9:21 AM - Finished reprocessing transaction backlog.
9:26 AM - Status page incident resolution announced.
The outage impacted our ability to index and process new BTC network transactions, and did not result in any data loss or corruption.This outage did not interact with or impact any systems that handle funds or currency.
An internal BTC indexer failed to process a network transaction which caused an internal retry to exponentially back-off, while also deadlocking. The indexer eventually ended up in a hung state, and was unable to process additional network transactions.
The BTC indexer was gracefully shut down, and a database snapshot was taken to expedite reindexing.
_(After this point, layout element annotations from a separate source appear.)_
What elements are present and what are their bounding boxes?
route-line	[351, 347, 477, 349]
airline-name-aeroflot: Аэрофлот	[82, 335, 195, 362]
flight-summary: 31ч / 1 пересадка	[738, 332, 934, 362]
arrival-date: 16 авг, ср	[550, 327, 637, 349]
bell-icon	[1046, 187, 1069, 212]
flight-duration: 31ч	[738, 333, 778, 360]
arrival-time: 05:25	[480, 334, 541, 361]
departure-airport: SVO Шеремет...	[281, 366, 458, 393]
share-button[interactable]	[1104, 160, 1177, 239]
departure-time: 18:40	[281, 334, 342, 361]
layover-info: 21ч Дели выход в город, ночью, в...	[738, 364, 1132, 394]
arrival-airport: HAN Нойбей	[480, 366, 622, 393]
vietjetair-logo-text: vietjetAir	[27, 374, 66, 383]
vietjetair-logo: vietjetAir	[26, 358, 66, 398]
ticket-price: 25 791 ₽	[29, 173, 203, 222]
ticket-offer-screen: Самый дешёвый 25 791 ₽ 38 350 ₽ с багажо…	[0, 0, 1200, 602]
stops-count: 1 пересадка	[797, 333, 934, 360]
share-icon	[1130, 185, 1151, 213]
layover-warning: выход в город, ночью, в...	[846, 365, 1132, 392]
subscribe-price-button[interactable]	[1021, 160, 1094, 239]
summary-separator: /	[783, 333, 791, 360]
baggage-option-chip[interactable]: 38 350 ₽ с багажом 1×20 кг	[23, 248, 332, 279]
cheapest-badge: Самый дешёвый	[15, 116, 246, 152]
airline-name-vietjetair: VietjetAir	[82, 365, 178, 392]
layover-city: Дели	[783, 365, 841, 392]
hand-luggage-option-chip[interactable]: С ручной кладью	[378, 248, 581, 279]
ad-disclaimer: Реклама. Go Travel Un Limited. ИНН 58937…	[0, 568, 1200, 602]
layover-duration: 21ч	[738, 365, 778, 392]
The BTC indexer was then restarted and monitored while it finished reindexing, starting from where the snapshot left off, and ending at chainhead. Once the indexer arrived at chainhead, several pending transactions were then reprocessed.
We have already added alerting against the internal process state that preceded this incident. Additionally, we are already migrating to a much more robust and fault-tolerant indexer implementation.